Injuries to the eye and surrounding structures can be caused by blunt trauma from a ball or fist, sharp trauma such as a stick or projectile, or chemical trauma such as splash from a caustic substance like a cleaning material or pool supplies.
Which part of the eye can be injured?
Injuries to the eye can involve the eyelids, the bones surrounding the eye, and the eyeball itself.
What are some common injuries to the eyeball itself?
The front, clear surface of the eye called the cornea can be scratched and often causes pain, redness and tearing. The physician usually makes the diagnosis by placing a yellow dye (fluorescein) into the eye, which highlights the scratch. Treatment involves using antibiotic eye drops/ointment and occasionally a pressure patch on the eye. These injuries require close follow up with the ophthalmologist.
What if the scratch goes deeper than the surface?
Sharp objects (such as a stick, shard of glass, or metallic item) can actually cut the surface of the eye causing a laceration. This type of injury places a child at risk for permanent loss of vision. Lacerations require prompt attention (usually surgical intervention) by an ophthalmologist to prevent complications and maximize vision potential.
Can being struck with a ball or elbow during play cause damage inside the eye?
Yes. Blunt trauma can cause bleeding inside the eye hyphema. The blood in the eye can cause increased pressure, which can result in permanent vision loss. Trauma associated with swelling of the eyelid, red eye, pain, or discharge should be evaluated by an ophthalmologist promptly.
What should happen if a chemical or cleaning solution splashes into a child’s eye?
The first thing to do when any abnormal liquid gets into the eye is to immediately flush the eye with water. Rinsing the chemical out of the eye decreases the chance of long-term problems. The next step is to promptly contact your doctor or go to the emergency department for evaluation. It is important to take the chemical or solution to the evaluation to help the doctor determine appropriate treatment.
What are the most common causes of eye injuries in children?
Pediatric eye trauma most often occurs at school or during play. Approved and tested eye and face protection is essential to prevent injuries. Sports such as hockey, baseball, racquet ball, squash, and even baseball require protective goggles or full face mask wear at all times.
What should happen when a child gets an eye injury?
A child that sustains an eye injury should seek immediate medical attention from an ophthalmologist to assess the vision function and carefully examine all the structures of the eye. Frequent examinations until the eye is completely healed are often necessary.

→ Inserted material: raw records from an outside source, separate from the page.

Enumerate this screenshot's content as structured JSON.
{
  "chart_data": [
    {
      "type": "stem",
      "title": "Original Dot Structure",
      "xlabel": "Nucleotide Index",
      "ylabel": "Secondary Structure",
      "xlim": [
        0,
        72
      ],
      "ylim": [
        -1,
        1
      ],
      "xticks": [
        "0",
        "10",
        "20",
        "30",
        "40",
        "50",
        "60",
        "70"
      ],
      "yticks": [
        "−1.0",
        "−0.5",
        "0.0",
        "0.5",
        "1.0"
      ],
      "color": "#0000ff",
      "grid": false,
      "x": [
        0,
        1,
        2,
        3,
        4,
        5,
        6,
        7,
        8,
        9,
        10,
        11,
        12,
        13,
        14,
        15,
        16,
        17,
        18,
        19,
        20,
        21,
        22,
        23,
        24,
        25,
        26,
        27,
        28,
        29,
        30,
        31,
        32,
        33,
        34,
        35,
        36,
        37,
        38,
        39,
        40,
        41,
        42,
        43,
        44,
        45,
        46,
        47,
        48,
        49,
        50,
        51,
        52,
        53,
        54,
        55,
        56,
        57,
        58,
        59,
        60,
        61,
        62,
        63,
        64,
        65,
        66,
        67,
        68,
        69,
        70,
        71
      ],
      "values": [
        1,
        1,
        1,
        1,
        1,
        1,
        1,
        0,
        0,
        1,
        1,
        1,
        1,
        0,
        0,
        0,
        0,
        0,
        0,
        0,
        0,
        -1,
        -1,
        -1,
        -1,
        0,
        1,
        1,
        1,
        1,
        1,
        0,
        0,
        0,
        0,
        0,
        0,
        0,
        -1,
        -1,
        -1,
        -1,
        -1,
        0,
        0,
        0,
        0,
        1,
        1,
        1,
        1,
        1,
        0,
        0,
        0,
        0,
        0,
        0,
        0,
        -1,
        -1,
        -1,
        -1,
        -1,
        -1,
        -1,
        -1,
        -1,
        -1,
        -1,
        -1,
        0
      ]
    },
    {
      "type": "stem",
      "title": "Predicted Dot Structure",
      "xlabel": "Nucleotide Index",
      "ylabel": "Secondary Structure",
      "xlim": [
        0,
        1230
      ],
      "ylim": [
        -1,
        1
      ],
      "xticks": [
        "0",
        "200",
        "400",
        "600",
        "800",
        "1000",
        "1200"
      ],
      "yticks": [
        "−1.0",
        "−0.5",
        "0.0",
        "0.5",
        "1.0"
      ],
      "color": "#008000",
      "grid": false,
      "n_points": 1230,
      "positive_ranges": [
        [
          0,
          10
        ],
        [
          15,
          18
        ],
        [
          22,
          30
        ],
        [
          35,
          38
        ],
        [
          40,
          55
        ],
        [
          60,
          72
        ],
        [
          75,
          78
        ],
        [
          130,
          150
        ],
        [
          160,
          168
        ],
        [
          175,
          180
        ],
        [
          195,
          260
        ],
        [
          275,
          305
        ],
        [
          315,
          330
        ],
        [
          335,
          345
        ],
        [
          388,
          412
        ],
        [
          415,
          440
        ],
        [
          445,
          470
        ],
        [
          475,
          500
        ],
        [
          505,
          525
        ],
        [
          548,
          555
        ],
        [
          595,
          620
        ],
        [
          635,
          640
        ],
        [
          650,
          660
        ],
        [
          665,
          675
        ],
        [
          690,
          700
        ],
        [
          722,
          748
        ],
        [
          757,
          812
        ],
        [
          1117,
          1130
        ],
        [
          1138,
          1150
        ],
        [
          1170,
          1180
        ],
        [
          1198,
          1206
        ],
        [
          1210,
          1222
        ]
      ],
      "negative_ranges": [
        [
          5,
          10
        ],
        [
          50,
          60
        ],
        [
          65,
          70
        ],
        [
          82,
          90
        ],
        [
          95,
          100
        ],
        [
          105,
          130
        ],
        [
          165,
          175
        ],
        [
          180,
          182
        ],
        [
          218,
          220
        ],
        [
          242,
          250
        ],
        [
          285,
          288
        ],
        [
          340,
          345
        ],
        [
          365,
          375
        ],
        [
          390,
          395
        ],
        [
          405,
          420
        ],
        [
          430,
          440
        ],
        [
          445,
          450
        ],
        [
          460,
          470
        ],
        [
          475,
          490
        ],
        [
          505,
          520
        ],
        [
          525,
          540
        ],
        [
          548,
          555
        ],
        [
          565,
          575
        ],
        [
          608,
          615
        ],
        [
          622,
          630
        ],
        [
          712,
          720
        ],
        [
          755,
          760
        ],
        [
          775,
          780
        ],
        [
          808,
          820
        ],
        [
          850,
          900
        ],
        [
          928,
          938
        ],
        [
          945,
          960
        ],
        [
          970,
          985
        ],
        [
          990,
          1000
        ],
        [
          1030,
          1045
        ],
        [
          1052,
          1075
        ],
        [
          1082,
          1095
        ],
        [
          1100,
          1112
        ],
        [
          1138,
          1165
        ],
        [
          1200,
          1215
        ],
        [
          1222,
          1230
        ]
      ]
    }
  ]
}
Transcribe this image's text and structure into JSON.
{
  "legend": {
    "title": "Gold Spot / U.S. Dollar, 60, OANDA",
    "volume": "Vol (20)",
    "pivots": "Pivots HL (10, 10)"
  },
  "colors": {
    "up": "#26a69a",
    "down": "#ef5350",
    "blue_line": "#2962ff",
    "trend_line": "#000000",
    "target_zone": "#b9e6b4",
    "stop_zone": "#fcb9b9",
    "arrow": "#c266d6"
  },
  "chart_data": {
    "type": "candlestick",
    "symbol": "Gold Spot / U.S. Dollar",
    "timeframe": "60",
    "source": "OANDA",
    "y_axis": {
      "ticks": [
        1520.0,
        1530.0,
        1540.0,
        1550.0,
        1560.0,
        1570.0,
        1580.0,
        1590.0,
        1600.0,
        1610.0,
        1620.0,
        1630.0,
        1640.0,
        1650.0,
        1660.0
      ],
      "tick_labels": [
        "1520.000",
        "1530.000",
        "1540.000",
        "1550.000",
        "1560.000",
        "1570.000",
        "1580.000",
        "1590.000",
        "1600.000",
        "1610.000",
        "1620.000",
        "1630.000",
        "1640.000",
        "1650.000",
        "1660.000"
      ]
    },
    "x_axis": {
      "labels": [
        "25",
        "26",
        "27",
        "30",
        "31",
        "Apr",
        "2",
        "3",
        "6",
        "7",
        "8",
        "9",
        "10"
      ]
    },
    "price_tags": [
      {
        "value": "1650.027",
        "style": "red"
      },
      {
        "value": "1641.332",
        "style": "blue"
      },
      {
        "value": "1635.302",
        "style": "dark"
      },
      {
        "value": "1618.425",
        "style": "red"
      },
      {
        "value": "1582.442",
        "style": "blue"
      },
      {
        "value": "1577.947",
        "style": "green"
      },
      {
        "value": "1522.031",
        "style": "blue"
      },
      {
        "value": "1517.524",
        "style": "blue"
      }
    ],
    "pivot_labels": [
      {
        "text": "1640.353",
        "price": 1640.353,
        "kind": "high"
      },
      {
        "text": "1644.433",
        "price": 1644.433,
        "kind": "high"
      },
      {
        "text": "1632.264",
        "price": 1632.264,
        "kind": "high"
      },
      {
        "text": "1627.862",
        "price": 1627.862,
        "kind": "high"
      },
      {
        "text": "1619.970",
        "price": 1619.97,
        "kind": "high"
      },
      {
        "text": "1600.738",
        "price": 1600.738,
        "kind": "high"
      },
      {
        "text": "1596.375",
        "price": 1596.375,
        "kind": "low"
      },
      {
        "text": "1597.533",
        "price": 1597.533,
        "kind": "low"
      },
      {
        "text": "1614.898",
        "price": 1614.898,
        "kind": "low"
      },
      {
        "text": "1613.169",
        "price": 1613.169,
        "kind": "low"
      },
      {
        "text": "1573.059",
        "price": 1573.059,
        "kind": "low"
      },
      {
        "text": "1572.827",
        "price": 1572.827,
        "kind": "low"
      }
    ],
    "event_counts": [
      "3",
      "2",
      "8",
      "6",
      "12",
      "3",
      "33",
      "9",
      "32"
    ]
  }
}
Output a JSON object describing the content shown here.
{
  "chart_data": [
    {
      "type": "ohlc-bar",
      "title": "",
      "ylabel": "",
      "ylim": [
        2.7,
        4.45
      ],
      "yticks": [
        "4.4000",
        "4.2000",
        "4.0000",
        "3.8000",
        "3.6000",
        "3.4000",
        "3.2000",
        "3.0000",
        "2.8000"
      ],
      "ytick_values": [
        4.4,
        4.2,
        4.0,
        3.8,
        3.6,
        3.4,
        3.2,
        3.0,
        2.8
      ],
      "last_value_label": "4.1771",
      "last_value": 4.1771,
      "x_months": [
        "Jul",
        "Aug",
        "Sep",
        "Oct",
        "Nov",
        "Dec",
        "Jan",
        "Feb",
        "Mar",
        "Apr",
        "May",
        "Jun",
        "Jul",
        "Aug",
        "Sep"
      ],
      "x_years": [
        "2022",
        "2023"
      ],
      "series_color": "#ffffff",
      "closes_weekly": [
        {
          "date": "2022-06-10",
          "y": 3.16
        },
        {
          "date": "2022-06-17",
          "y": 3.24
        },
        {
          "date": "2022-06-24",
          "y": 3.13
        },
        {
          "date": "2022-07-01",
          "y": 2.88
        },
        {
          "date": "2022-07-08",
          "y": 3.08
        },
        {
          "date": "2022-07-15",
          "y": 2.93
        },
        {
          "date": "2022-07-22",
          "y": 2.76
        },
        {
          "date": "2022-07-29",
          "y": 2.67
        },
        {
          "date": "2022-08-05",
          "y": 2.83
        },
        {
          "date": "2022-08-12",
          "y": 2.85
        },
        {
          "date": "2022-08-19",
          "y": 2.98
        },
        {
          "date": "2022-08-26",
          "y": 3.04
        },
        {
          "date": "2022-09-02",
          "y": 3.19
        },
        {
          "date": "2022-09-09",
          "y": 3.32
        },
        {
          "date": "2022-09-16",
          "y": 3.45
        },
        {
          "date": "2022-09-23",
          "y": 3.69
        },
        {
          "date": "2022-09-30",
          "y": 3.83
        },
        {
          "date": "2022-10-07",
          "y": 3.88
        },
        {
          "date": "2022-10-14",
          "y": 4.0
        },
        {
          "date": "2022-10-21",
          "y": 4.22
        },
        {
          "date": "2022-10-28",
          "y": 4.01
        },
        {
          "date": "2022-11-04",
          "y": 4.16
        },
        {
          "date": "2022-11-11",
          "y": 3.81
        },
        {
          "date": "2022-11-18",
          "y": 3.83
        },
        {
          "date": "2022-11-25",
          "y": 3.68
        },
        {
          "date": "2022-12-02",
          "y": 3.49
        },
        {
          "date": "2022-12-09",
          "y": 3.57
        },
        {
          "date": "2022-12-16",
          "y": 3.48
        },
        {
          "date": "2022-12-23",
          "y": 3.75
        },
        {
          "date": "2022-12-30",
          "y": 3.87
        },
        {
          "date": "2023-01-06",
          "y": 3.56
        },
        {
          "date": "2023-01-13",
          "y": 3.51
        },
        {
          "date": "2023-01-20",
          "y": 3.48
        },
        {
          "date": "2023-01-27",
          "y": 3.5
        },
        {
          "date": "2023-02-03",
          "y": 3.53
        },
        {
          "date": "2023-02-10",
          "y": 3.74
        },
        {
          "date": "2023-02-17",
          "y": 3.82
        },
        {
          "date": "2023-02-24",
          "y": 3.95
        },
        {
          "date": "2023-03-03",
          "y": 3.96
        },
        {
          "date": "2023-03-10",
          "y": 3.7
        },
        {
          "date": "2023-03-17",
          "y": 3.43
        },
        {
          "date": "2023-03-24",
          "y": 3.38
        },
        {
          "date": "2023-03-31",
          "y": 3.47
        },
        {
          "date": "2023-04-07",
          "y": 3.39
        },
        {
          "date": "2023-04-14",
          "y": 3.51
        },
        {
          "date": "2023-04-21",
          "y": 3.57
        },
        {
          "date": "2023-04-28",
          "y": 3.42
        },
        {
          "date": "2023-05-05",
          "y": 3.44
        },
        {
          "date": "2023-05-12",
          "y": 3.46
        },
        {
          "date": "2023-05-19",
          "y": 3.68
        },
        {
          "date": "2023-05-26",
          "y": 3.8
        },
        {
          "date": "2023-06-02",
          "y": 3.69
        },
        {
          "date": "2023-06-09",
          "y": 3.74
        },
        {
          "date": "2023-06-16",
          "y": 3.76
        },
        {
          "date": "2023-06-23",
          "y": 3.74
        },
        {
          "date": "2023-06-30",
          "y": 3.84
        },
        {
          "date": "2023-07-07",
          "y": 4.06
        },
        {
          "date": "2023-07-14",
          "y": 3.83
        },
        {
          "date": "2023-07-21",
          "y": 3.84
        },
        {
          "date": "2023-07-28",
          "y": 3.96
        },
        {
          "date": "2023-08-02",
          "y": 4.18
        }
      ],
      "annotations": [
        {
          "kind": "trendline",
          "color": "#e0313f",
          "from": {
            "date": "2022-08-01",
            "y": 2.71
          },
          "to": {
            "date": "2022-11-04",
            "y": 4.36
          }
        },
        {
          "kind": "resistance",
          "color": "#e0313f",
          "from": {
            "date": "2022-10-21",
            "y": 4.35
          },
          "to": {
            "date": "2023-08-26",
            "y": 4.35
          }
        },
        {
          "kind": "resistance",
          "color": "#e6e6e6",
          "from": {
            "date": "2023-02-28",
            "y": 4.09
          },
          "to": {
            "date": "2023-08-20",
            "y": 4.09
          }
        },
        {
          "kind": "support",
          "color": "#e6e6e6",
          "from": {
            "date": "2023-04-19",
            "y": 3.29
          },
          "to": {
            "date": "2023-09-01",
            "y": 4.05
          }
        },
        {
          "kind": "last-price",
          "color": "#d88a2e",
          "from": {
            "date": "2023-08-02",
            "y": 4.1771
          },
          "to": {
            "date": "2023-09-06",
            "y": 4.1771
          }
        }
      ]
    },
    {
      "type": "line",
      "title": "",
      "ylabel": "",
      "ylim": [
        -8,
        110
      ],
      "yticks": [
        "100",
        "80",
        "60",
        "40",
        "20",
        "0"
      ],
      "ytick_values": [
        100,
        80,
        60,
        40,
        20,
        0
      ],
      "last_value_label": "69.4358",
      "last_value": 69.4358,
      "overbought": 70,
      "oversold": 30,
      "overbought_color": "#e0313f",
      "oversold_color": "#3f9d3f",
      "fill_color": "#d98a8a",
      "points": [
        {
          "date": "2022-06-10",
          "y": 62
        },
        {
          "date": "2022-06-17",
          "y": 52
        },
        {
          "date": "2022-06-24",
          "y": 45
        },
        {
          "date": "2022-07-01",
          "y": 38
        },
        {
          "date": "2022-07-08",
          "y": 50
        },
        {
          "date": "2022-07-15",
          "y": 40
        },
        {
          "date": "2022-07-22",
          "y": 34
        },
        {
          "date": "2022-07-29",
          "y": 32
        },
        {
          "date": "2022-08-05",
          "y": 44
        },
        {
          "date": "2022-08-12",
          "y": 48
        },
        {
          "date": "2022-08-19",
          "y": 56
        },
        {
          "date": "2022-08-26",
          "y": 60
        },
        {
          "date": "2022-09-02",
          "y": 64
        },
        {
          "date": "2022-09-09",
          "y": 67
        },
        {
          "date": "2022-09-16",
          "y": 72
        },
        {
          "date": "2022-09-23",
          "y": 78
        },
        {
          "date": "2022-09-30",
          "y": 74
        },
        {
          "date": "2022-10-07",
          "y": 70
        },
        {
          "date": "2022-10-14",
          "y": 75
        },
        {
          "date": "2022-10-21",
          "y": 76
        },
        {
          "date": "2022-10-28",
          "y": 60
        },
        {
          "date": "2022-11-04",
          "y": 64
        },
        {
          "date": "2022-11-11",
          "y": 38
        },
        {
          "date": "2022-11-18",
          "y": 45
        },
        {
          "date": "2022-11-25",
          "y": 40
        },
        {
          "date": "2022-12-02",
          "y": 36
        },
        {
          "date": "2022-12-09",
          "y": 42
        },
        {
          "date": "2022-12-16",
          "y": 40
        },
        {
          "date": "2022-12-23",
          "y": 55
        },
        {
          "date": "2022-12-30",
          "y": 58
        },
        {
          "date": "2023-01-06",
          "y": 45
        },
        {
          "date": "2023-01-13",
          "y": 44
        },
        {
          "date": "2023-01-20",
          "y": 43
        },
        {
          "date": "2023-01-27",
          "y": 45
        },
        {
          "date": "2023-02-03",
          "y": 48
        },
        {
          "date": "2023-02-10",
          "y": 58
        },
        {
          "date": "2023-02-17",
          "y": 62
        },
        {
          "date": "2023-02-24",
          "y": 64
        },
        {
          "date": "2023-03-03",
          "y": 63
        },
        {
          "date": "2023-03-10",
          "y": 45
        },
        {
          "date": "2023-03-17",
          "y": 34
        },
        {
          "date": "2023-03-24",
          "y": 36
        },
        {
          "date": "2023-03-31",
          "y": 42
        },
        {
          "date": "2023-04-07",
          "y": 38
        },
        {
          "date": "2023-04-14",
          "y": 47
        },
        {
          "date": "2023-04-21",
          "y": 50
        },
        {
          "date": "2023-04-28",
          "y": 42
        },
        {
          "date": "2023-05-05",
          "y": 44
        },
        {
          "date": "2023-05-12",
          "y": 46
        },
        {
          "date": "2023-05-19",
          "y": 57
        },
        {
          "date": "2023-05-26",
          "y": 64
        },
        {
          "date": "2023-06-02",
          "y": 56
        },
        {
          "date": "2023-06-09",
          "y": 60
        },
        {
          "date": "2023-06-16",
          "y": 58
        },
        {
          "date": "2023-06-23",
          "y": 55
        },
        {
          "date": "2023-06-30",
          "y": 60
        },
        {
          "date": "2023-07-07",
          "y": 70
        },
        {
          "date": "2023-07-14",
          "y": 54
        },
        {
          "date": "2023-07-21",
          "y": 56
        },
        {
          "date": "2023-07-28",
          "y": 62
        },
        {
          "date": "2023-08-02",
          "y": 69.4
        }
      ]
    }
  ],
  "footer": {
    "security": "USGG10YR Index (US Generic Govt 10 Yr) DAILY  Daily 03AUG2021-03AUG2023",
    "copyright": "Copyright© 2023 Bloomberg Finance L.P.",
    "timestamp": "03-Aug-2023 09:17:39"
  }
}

- Children should wear sports eye protectors made with polycarbonate lenses
- All chemicals and sprays must be kept out of reach of small children.
- Parents and others who provide care and supervision for children need to practice safe use of common items that can cause serious eye injury, such as paper clips, pencils, scissors, bungee cords, wire coat hangers and rubber bands.
- Only purchase age-appropriate toys.
- Avoid projectile toys such as darts, bows and arrows, and missile-firing toys.
- Use safety gates at the top and bottom of stairs. Pad or cushion sharp corners. Put locks on all cabinets and drawers that kids can reach.
- Do not allow children anywhere near fireworks, especially bottle rockets. These fireworks pose a serious risk of eye injury and have been banned in several states.
- On the road, make sure children are properly secured in baby carriers and child safety seats and that the seat and shoulder belts fit well. Children age 12 and younger should never ride in the front seat. Store loose items in the trunk or secured on the floor, as any loose object can become a dangerous projectile in a crash.
An ophthalmologist, optometrist , school nurse or children’s health service should examine the eye as soon as possible, even if the injury seems minor at first, as a serious injury is not always immediately obvious. Delaying medical attention can cause the damaged areas to worsen and could result in permanent vision loss or blindness.
While seeking medical help, care for the child as follows:
- DO NOT touch, rub or apply pressure to the eye.
- DO NOT try to remove any object stuck in the eye. For small debris, lift eye lid and ask child to blink rapidly to see if tears will flush out the particle. If not, close the eye and seek treatment.
- Do not apply ointment or medication to the eye.
- A cut or puncture wound should be gently covered.
- Only in the event of chemical exposure, flush with plenty of water.